An economy-stifling child care shortage has developed outside the metro area, where today's child care providers can accommodate 20,000 fewer children than were served in the same region in 2000, the St. Peter-based Center for Rural Policy and Development reported last month. Some 4,000 licensed child-care spaces were lost in 2020 alone.

Driving that change: Home-based licensed providers can no longer afford to stay in business — not with the stingy subsidies the state has been providing to their lower-income clients.

Legislators of both parties have caught on to the need to reverse that trend. So have early ed scholarship advocates like Rolnick. He reports a truce in the dispute over whether the state should concentrate on scholarships, which can only be used at child care facilities of proven quality, or subsidies, which can flow to licensed providers regardless of their quality rating.

"If they raise the child care subsidies, that's fine with us," Rolnick told me. "We can layer a scholarship on top of that."

But Rolnick, who helped design Minnesota's early learning scholarships 15 years ago, still makes a strong case for scholarships.

"Think of it," he said. "You get a letter from the governor saying your child gets a scholarship. 'We're going to have your back. We're going to help you choose a quality program.' Suddenly, you're empowered." You might even become a better parent, something research says the state would do well to encourage.

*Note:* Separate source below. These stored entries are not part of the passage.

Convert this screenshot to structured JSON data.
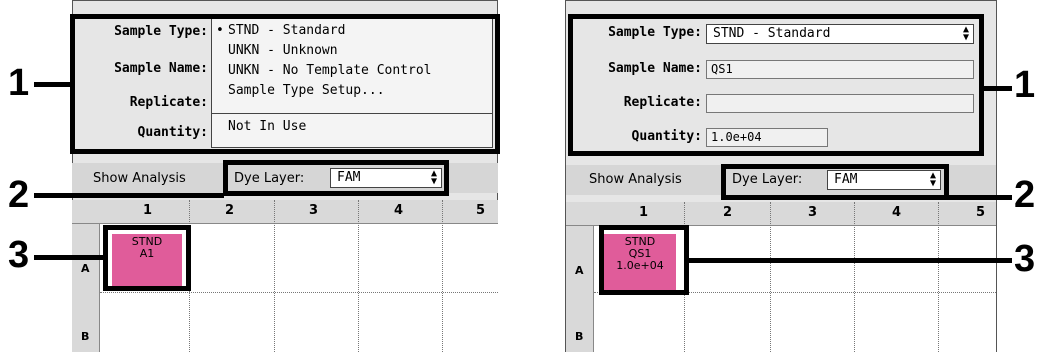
{
  "left": {
    "labels": {
      "sample_type": "Sample Type:",
      "sample_name": "Sample Name:",
      "replicate": "Replicate:",
      "quantity": "Quantity:"
    },
    "menu": {
      "items": [
        "STND - Standard",
        "UNKN - Unknown",
        "UNKN - No Template Control",
        "Sample Type Setup...",
        "Not In Use"
      ],
      "selected_marker": "•"
    },
    "show_analysis": "Show Analysis",
    "dye_layer_label": "Dye Layer:",
    "dye_layer_value": "FAM",
    "columns": [
      "1",
      "2",
      "3",
      "4",
      "5"
    ],
    "rows": [
      "A",
      "B"
    ],
    "well": {
      "type": "STND",
      "name": "A1"
    }
  },
  "right": {
    "labels": {
      "sample_type": "Sample Type:",
      "sample_name": "Sample Name:",
      "replicate": "Replicate:",
      "quantity": "Quantity:"
    },
    "sample_type_value": "STND - Standard",
    "sample_name_value": "QS1",
    "replicate_value": "",
    "quantity_value": "1.0e+04",
    "show_analysis": "Show Analysis",
    "dye_layer_label": "Dye Layer:",
    "dye_layer_value": "FAM",
    "columns": [
      "1",
      "2",
      "3",
      "4",
      "5"
    ],
    "rows": [
      "A",
      "B"
    ],
    "well": {
      "type": "STND",
      "name": "QS1",
      "quantity": "1.0e+04"
    }
  },
  "callouts": {
    "left": [
      "1",
      "2",
      "3"
    ],
    "right": [
      "1",
      "2",
      "3"
    ]
  },
  "colors": {
    "well_fill": "#e05c9a",
    "panel_bg": "#e6e6e6"
  }
}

Richer child care subsidies would likely slow or stop the exodus of home-based child care providers from the field. Richer scholarships — up from $7,500 for most qualifying children today — would give providers more incentive to ramp up quality.

Do both, and legislators will spur this state's recovery from the COVID "she-cession." They'll also show skeptics like me that they've left misogynistic ideas about the value of "women's work" back in the 20th century.